Pone sus manos en mis caderas. La fiera interna de mi Eric está despertando. Pero yo se las agarro y, entrelazando mis manos con las suyas, susurro:

—No..., tú no te muevas. Déjame a mí.

Está ansioso. Excitado. Caliente.

Su mirada me habla sola y sé lo que desea. Lo que piensa. Lo que ansía. De nuevo, muevo mis caderas con fuerza. Me clavo más en él, y Eric vuelve a jadear. Yo también.

—¡Dios, pequeña...!, me vuelves loco.

Una y otra vez repito los movimientos.

Lo llevo hasta lo más alto, pero no lo dejo culminar. Quiero que sienta lo que me ha hecho sentir minutos antes a mí, y su mirada se endurece. Yo sonrío. ¡Aisss..., cómo me pone esa cara de mala leche! Sus manos intentan sujetarme y las detengo otra vez mientras mis movimientos rápidos y circulares continúan llevándolo hasta donde yo quiero. Al éxtasis. Pero su placer es mi placer, y cuando veo que ambos vamos a morir de combustión, acelero mis acometidas hasta que un orgasmo maravilloso me toma por completo, y mi Iceman, enloquecido, se contrae y se deja llevar.

Gustosa tras lo hecho, me dejo caer sobre él y me abraza.

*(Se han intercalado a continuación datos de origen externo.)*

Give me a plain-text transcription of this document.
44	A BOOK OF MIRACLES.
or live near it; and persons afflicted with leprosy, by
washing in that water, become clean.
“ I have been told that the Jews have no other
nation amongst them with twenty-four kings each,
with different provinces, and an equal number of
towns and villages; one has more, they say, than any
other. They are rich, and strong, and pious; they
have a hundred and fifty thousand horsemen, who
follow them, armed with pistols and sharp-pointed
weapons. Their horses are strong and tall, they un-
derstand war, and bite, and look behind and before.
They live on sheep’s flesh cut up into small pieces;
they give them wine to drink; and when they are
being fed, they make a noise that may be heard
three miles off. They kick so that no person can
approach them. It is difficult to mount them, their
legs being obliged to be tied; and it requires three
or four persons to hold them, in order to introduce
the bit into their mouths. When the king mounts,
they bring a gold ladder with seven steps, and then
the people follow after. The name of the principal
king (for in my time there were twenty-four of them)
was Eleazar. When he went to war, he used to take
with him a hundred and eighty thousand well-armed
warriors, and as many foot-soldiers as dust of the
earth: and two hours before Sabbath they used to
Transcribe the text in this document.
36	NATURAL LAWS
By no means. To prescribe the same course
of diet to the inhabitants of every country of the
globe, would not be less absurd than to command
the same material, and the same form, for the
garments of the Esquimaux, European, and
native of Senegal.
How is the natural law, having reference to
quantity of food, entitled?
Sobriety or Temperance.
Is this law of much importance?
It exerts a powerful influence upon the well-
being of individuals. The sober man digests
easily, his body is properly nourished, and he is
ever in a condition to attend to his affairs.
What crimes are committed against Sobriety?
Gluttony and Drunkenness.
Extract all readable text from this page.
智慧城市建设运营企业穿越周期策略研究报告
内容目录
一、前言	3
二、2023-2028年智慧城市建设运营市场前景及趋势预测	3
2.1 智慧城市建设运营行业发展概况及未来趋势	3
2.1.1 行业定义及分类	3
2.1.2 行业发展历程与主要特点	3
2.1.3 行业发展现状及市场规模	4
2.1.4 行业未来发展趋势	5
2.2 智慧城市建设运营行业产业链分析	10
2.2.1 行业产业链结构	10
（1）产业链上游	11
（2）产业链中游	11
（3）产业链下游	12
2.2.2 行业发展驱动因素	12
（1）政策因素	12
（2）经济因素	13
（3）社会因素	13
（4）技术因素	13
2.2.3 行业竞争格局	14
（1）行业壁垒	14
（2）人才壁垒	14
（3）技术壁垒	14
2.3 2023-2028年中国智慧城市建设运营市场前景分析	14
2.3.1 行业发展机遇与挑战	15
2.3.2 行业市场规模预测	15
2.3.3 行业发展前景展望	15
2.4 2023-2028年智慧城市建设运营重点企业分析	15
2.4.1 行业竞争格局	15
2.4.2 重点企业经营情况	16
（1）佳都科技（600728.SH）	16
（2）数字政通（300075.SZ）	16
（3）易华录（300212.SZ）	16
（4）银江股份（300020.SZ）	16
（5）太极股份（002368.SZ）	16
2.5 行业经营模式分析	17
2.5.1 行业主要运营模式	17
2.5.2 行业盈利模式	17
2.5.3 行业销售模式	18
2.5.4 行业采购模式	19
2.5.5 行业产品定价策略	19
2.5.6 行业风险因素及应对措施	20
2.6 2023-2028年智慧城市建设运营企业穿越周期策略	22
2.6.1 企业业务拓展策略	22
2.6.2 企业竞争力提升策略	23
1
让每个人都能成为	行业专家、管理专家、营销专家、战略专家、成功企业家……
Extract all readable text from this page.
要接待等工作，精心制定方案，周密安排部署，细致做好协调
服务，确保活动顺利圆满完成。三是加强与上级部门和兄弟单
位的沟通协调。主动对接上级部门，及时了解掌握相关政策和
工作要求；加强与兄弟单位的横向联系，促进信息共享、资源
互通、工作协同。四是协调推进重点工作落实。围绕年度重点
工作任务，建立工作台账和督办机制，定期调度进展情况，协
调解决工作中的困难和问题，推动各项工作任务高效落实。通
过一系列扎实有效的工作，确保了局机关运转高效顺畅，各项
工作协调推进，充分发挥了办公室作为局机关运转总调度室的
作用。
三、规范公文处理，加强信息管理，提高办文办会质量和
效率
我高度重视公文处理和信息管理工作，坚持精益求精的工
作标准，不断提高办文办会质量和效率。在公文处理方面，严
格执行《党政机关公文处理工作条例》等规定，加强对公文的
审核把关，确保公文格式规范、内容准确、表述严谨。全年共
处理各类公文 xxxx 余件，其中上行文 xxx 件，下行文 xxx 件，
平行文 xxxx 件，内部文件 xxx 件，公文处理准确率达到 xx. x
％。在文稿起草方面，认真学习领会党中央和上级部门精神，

Me encanta sentirle cerca. Nuestras respiraciones desacompasadas poco a poco se relajan.

—Te adoro, morenita —dice en mi oído.

Sus palabras, tan cargadas de amor, me enloquecen, y sólo puedo sonreír como una tonta mientras sus brazos se cierran sobre mi cintura y me aprietan.

Su calor y mi calor se funden al unísono, y levantando la cabeza, lo beso.

Permanecemos durante unos minutos tirados en la alfombra, hasta que Eric, al ver mi carne de gallina, me invita a levantarme. Ambos lo hacemos. Coge una manta oscura que hay sobre el sillón y me la echa por encima. Después, desnudo, se sienta y, sin soltarme, me hace que me siente sobre él y me retira el desordenado pelo de la cara.